I think it is a mistake for most of these movies, which I think of as "puzzle" movies, to analyze them at the literal level (there are exceptions, such as Primer, which does want you to take the actual time travel seriously, though even in that case the time travel machine itself is left "blank").

One ought not take time travel completely seriously in Looper, any more than one ought to take seriously the fact that the machines base their power systems off human BTUs in The Matrix, or that a machine as simple as some drugs in a suitcase are sufficient to connect people in elaborate dreams in Inception.

These films are usually not about the sum of their "literal" components, but rather the structure of their central metaphors. The key to unlocking what is best, or most meaningful about them is not to identify their various failings at the literal level, but to try and understand the interconnection between the structural features of their central conceits and the structural features of the ideas they are examining.

This does not mean that all the "literal" elements can be ignored, but they must be contextualized relative to the primary metaphors of the film.

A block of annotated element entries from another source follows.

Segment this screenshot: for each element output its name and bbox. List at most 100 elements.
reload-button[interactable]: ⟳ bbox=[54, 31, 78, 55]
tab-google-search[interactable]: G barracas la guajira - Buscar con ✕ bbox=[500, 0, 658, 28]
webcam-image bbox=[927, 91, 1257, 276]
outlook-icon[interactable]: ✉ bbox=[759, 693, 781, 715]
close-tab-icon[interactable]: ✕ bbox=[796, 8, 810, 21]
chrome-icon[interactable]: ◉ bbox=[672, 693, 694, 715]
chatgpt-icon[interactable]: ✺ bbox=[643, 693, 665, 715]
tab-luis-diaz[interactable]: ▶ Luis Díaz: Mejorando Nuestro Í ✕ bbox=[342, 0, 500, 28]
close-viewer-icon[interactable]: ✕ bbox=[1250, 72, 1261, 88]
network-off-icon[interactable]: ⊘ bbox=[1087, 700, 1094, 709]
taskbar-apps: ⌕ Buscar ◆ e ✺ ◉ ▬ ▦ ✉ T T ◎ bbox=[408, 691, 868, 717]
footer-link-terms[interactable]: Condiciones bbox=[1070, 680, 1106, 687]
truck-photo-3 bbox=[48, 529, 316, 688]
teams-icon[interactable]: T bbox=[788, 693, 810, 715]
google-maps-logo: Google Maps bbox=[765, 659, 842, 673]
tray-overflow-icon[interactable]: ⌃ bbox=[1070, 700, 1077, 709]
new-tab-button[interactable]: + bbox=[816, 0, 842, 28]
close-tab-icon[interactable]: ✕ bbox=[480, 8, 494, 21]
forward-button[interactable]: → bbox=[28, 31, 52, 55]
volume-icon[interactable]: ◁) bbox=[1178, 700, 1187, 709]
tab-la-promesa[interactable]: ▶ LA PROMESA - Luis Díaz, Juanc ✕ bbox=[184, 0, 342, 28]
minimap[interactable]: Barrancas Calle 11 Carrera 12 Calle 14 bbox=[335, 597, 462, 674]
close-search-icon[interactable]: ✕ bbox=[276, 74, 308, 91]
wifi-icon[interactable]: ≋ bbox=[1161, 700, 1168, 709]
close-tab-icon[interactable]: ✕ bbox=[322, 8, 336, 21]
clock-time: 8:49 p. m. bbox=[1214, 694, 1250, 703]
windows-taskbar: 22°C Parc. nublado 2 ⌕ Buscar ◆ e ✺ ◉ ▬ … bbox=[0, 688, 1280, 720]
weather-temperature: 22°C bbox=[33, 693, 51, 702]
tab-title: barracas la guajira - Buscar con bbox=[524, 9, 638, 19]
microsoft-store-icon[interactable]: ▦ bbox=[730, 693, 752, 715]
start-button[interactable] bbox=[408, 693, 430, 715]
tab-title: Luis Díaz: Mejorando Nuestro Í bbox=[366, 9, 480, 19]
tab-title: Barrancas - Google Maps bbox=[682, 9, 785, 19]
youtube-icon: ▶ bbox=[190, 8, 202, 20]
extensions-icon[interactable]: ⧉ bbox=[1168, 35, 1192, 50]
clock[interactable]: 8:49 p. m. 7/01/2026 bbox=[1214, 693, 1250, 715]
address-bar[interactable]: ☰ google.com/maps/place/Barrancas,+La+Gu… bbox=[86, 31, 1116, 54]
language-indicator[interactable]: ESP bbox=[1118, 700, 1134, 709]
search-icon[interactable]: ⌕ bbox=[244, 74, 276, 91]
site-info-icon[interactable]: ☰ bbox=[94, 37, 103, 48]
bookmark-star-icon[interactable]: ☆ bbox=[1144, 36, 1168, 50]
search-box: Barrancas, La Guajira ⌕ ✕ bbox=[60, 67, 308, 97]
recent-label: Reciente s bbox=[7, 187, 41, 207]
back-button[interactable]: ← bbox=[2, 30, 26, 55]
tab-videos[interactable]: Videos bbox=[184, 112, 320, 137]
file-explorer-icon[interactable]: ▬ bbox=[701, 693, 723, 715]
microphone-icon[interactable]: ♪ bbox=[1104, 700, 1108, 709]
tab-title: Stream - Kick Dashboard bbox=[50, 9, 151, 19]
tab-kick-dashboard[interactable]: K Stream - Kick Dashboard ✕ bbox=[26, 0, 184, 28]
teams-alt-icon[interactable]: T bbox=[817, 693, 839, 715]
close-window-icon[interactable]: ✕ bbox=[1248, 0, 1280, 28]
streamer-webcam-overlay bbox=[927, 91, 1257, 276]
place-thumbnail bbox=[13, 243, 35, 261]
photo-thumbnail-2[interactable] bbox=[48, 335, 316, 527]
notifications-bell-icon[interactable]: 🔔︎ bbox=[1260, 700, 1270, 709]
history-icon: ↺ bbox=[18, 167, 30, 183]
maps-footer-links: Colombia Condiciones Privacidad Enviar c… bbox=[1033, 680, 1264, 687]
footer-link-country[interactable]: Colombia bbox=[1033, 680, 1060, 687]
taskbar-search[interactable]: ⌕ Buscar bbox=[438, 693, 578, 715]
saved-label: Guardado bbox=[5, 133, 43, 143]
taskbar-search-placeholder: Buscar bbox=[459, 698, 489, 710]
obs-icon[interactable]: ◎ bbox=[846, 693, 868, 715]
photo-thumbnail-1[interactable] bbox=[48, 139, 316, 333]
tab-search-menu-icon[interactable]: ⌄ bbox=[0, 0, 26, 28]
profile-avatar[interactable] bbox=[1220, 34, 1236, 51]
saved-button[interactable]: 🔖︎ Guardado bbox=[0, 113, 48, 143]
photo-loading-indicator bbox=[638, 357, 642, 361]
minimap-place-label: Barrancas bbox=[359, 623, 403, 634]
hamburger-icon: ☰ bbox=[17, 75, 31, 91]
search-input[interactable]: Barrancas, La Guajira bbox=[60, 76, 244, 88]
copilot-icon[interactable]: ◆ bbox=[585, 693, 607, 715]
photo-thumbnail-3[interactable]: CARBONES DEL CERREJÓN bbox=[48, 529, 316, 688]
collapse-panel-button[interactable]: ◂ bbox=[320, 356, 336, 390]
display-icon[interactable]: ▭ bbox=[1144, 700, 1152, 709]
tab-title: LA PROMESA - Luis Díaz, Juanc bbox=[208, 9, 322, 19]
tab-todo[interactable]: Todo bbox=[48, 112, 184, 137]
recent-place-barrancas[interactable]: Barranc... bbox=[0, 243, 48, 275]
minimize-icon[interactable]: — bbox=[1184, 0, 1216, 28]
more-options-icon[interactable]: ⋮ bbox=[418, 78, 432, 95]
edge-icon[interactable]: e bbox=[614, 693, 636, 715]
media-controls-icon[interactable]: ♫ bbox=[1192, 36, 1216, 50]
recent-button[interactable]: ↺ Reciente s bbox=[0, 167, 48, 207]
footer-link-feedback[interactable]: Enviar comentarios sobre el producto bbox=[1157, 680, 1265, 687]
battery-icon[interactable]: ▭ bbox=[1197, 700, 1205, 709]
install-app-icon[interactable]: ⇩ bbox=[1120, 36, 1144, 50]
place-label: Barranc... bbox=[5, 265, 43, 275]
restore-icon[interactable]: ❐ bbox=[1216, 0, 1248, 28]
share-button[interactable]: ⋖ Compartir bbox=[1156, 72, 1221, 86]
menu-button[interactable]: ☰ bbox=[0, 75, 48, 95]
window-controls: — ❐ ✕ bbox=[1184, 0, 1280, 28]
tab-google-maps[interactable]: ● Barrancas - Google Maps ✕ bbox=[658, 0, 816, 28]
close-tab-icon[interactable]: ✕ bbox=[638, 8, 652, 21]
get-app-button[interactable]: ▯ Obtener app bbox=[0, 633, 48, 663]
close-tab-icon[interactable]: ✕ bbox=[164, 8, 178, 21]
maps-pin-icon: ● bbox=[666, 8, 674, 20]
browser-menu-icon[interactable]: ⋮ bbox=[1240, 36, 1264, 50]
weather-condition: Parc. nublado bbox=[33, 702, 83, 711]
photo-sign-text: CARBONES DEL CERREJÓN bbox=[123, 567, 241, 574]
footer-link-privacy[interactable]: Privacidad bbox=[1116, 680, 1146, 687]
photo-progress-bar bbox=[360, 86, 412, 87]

In the case of Looper, the primary metaphor is "closing loops" where "loop" is a metaphor for "lack of freedom," which stands in tension against the possibility of escaping the loop, and obtaining at least a measure of freedom.

More later.

Jean Kazez said...

Interesting point. I'll wait for you to say more before responding.

Wayne said...

Faust- I agree with you. Never let metaphysics and actually possibly things get in the way of good storytelling. But that said, there is something beneficial in trying to think through the time travel elements too. It helps us become more clear about our concepts of time, or a theory of possible worlds in my case.

Jean Kazez said...

I think this is a "puzzle movie" (like Inception). You are meant to sit there and try to figure out how time travel is working, what happened at different points, etc. etc. That's the pleasure of the movie--the cognitive "buzz" it gives you. Now, if you work too hard on that and get too serious about it, that will stop you from experiencing any of the other pleasures of the movie, or appreciating other themes. So--think, think, think, but not endlessly!